Question

A discharge tube contains helium at low pressure. A large potential difference is applied across the tube. Consider a helium atom that has just been ionised due to the detachment of an atomic electron. Find the ratio of the distance travelled by the free electron to that by the positive ion in a short time dt after ionisation.

Answer 1

Charge on the electron,

- q = −1.6 × 10⁻¹⁹ C

Charge on the helium ion = +q = +1.6 × 10⁻¹⁹ C

Let the electric field in the tube be E.

Mass of electron, m_e = 9.1 × 10⁻³¹ kg

Mass of proton, m_p = 1.67 × 10⁻²⁷ kg

Mass of helium ion, = 4m_p = 4×(1.67 × 10⁻²⁷ ) kg

Magnitude of the force experienced by the electron,

F = qE

Magnitude of acceleration of the electron,

a =\[\frac{qE}{m_e}\]

Distance travelled by the electron in time t,

\[S_e = \frac{1}{2} \times \frac{qE}{m_e} \times t^2.........(1)\]

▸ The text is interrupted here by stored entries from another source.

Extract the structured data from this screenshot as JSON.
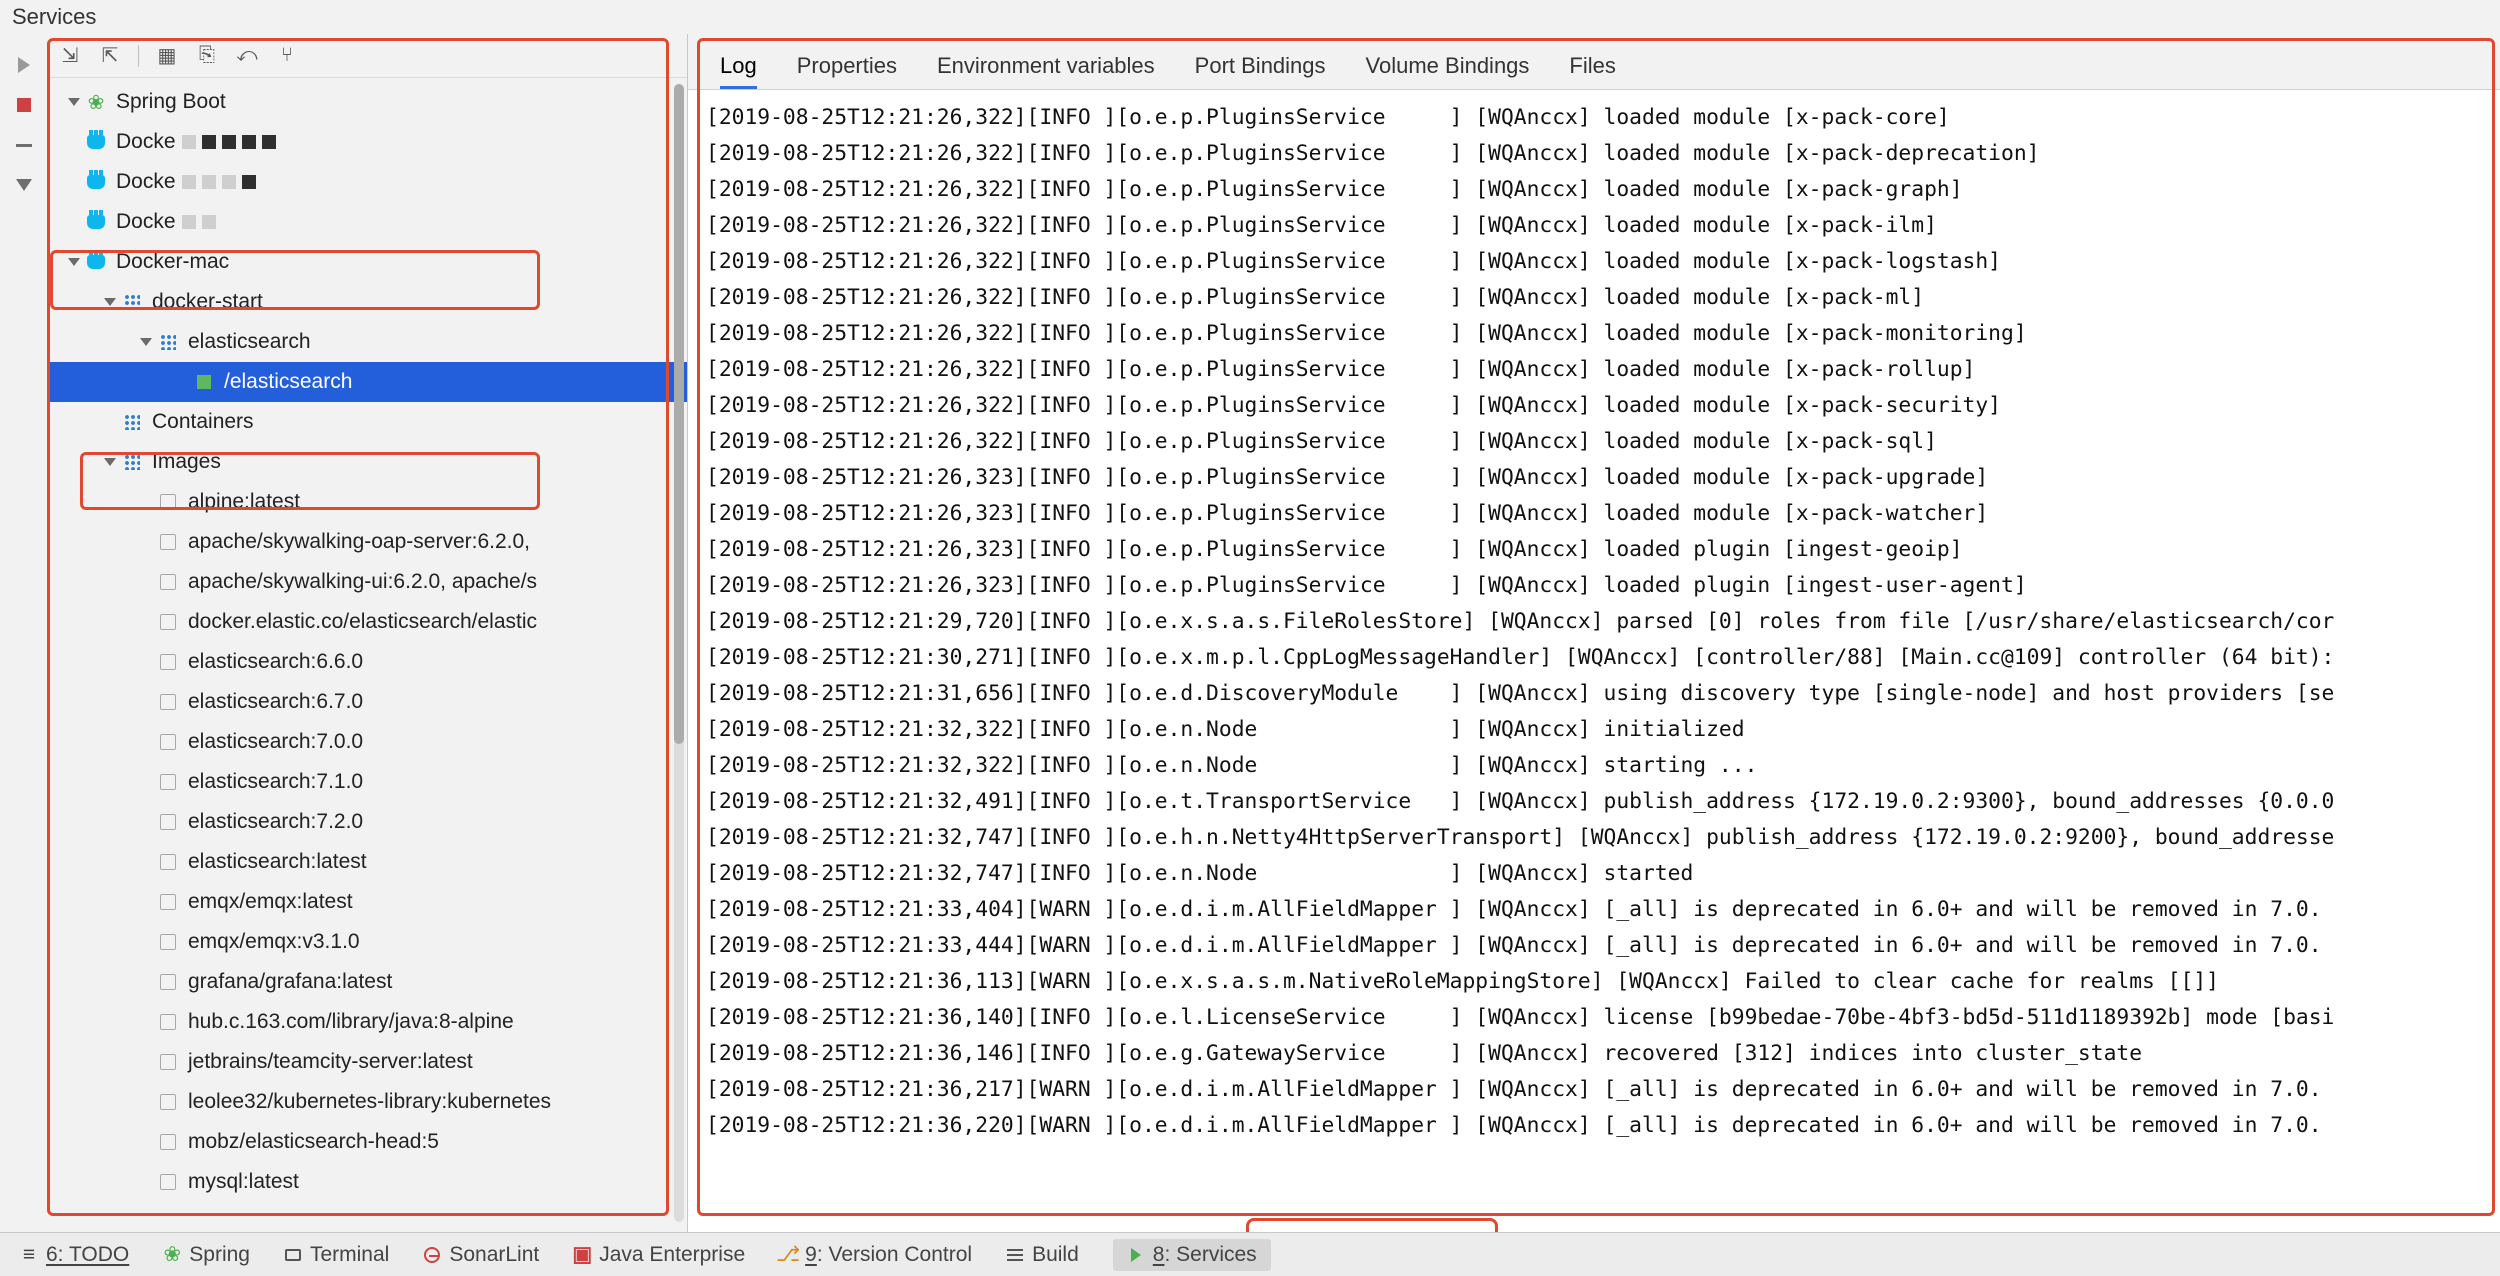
{
  "panel_title": "Services",
  "gutter": [
    "run",
    "stop",
    "minus",
    "filter"
  ],
  "tree_toolbar": [
    "expand-all",
    "collapse-all",
    "sep",
    "grid",
    "save-dashed",
    "import",
    "branch"
  ],
  "tree": [
    {
      "depth": 0,
      "arrow": "down",
      "icon": "spring",
      "label": "Spring Boot"
    },
    {
      "depth": 0,
      "arrow": "",
      "icon": "docker",
      "label": "Docke",
      "blurred": true,
      "blurs": [
        "lt",
        "dk",
        "",
        "dk",
        "dk"
      ]
    },
    {
      "depth": 0,
      "arrow": "",
      "icon": "docker",
      "label": "Docke",
      "blurred": true,
      "blurs": [
        "lt",
        "lt",
        "lt",
        "dk"
      ]
    },
    {
      "depth": 0,
      "arrow": "",
      "icon": "docker",
      "label": "Docke",
      "blurred": true,
      "blurs": [
        "lt",
        "lt"
      ]
    },
    {
      "depth": 0,
      "arrow": "down",
      "icon": "docker",
      "label": "Docker-mac"
    },
    {
      "depth": 1,
      "arrow": "down",
      "icon": "svc",
      "label": "docker-start"
    },
    {
      "depth": 2,
      "arrow": "down",
      "icon": "ctr",
      "label": "elasticsearch"
    },
    {
      "depth": 3,
      "arrow": "",
      "icon": "sq",
      "label": "/elasticsearch",
      "selected": true
    },
    {
      "depth": 1,
      "arrow": "",
      "icon": "dots",
      "label": "Containers"
    },
    {
      "depth": 1,
      "arrow": "down",
      "icon": "dots",
      "label": "Images"
    },
    {
      "depth": 2,
      "arrow": "",
      "icon": "box",
      "label": "alpine:latest"
    },
    {
      "depth": 2,
      "arrow": "",
      "icon": "box",
      "label": "apache/skywalking-oap-server:6.2.0,"
    },
    {
      "depth": 2,
      "arrow": "",
      "icon": "box",
      "label": "apache/skywalking-ui:6.2.0, apache/s"
    },
    {
      "depth": 2,
      "arrow": "",
      "icon": "box",
      "label": "docker.elastic.co/elasticsearch/elastic"
    },
    {
      "depth": 2,
      "arrow": "",
      "icon": "box",
      "label": "elasticsearch:6.6.0"
    },
    {
      "depth": 2,
      "arrow": "",
      "icon": "box",
      "label": "elasticsearch:6.7.0"
    },
    {
      "depth": 2,
      "arrow": "",
      "icon": "box",
      "label": "elasticsearch:7.0.0"
    },
    {
      "depth": 2,
      "arrow": "",
      "icon": "box",
      "label": "elasticsearch:7.1.0"
    },
    {
      "depth": 2,
      "arrow": "",
      "icon": "box",
      "label": "elasticsearch:7.2.0"
    },
    {
      "depth": 2,
      "arrow": "",
      "icon": "box",
      "label": "elasticsearch:latest"
    },
    {
      "depth": 2,
      "arrow": "",
      "icon": "box",
      "label": "emqx/emqx:latest"
    },
    {
      "depth": 2,
      "arrow": "",
      "icon": "box",
      "label": "emqx/emqx:v3.1.0"
    },
    {
      "depth": 2,
      "arrow": "",
      "icon": "box",
      "label": "grafana/grafana:latest"
    },
    {
      "depth": 2,
      "arrow": "",
      "icon": "box",
      "label": "hub.c.163.com/library/java:8-alpine"
    },
    {
      "depth": 2,
      "arrow": "",
      "icon": "box",
      "label": "jetbrains/teamcity-server:latest"
    },
    {
      "depth": 2,
      "arrow": "",
      "icon": "box",
      "label": "leolee32/kubernetes-library:kubernetes"
    },
    {
      "depth": 2,
      "arrow": "",
      "icon": "box",
      "label": "mobz/elasticsearch-head:5"
    },
    {
      "depth": 2,
      "arrow": "",
      "icon": "box",
      "label": "mysql:latest"
    }
  ],
  "tabs": [
    "Log",
    "Properties",
    "Environment variables",
    "Port Bindings",
    "Volume Bindings",
    "Files"
  ],
  "active_tab": 0,
  "log_lines": [
    "[2019-08-25T12:21:26,322][INFO ][o.e.p.PluginsService     ] [WQAnccx] loaded module [x-pack-core]",
    "[2019-08-25T12:21:26,322][INFO ][o.e.p.PluginsService     ] [WQAnccx] loaded module [x-pack-deprecation]",
    "[2019-08-25T12:21:26,322][INFO ][o.e.p.PluginsService     ] [WQAnccx] loaded module [x-pack-graph]",
    "[2019-08-25T12:21:26,322][INFO ][o.e.p.PluginsService     ] [WQAnccx] loaded module [x-pack-ilm]",
    "[2019-08-25T12:21:26,322][INFO ][o.e.p.PluginsService     ] [WQAnccx] loaded module [x-pack-logstash]",
    "[2019-08-25T12:21:26,322][INFO ][o.e.p.PluginsService     ] [WQAnccx] loaded module [x-pack-ml]",
    "[2019-08-25T12:21:26,322][INFO ][o.e.p.PluginsService     ] [WQAnccx] loaded module [x-pack-monitoring]",
    "[2019-08-25T12:21:26,322][INFO ][o.e.p.PluginsService     ] [WQAnccx] loaded module [x-pack-rollup]",
    "[2019-08-25T12:21:26,322][INFO ][o.e.p.PluginsService     ] [WQAnccx] loaded module [x-pack-security]",
    "[2019-08-25T12:21:26,322][INFO ][o.e.p.PluginsService     ] [WQAnccx] loaded module [x-pack-sql]",
    "[2019-08-25T12:21:26,323][INFO ][o.e.p.PluginsService     ] [WQAnccx] loaded module [x-pack-upgrade]",
    "[2019-08-25T12:21:26,323][INFO ][o.e.p.PluginsService     ] [WQAnccx] loaded module [x-pack-watcher]",
    "[2019-08-25T12:21:26,323][INFO ][o.e.p.PluginsService     ] [WQAnccx] loaded plugin [ingest-geoip]",
    "[2019-08-25T12:21:26,323][INFO ][o.e.p.PluginsService     ] [WQAnccx] loaded plugin [ingest-user-agent]",
    "[2019-08-25T12:21:29,720][INFO ][o.e.x.s.a.s.FileRolesStore] [WQAnccx] parsed [0] roles from file [/usr/share/elasticsearch/cor",
    "[2019-08-25T12:21:30,271][INFO ][o.e.x.m.p.l.CppLogMessageHandler] [WQAnccx] [controller/88] [Main.cc@109] controller (64 bit):",
    "[2019-08-25T12:21:31,656][INFO ][o.e.d.DiscoveryModule    ] [WQAnccx] using discovery type [single-node] and host providers [se",
    "[2019-08-25T12:21:32,322][INFO ][o.e.n.Node               ] [WQAnccx] initialized",
    "[2019-08-25T12:21:32,322][INFO ][o.e.n.Node               ] [WQAnccx] starting ...",
    "[2019-08-25T12:21:32,491][INFO ][o.e.t.TransportService   ] [WQAnccx] publish_address {172.19.0.2:9300}, bound_addresses {0.0.0",
    "[2019-08-25T12:21:32,747][INFO ][o.e.h.n.Netty4HttpServerTransport] [WQAnccx] publish_address {172.19.0.2:9200}, bound_addresse",
    "[2019-08-25T12:21:32,747][INFO ][o.e.n.Node               ] [WQAnccx] started",
    "[2019-08-25T12:21:33,404][WARN ][o.e.d.i.m.AllFieldMapper ] [WQAnccx] [_all] is deprecated in 6.0+ and will be removed in 7.0.",
    "[2019-08-25T12:21:33,444][WARN ][o.e.d.i.m.AllFieldMapper ] [WQAnccx] [_all] is deprecated in 6.0+ and will be removed in 7.0.",
    "[2019-08-25T12:21:36,113][WARN ][o.e.x.s.a.s.m.NativeRoleMappingStore] [WQAnccx] Failed to clear cache for realms [[]]",
    "[2019-08-25T12:21:36,140][INFO ][o.e.l.LicenseService     ] [WQAnccx] license [b99bedae-70be-4bf3-bd5d-511d1189392b] mode [basi",
    "[2019-08-25T12:21:36,146][INFO ][o.e.g.GatewayService     ] [WQAnccx] recovered [312] indices into cluster_state",
    "[2019-08-25T12:21:36,217][WARN ][o.e.d.i.m.AllFieldMapper ] [WQAnccx] [_all] is deprecated in 6.0+ and will be removed in 7.0.",
    "[2019-08-25T12:21:36,220][WARN ][o.e.d.i.m.AllFieldMapper ] [WQAnccx] [_all] is deprecated in 6.0+ and will be removed in 7.0."
  ],
  "bottom_bar": {
    "todo": "6: TODO",
    "spring": "Spring",
    "terminal": "Terminal",
    "sonarlint": "SonarLint",
    "jee": "Java Enterprise",
    "vcs": "9: Version Control",
    "build": "Build",
    "services": "8: Services"
  }
}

Acceleration of the positive ion \[= \frac{qE}{4 \times m_p}\]

Distance travelled by the helium ion,

\[S_{He} = \frac{1}{2} \times \frac{qE}{4 \times m_p} \times t^2 ..........(2)\]

The ratio of distance travelled by the given particles is given by

\[\frac{S_e}{S_{He}} = \frac{4 m_p}{m_e}\]

\[\frac{S_e}{S_{He}} = \frac{4 \times 1 . 67 \times {10}^{- 27}}{9 . 1 \times {10}^{- 31}}\]

\[\frac{S_e}{S_{He}} = 0 . 73406 \times {10}^4 = 7340 . 6\]

\[ \Rightarrow \frac{S_e}{S_{He}} = 7340\]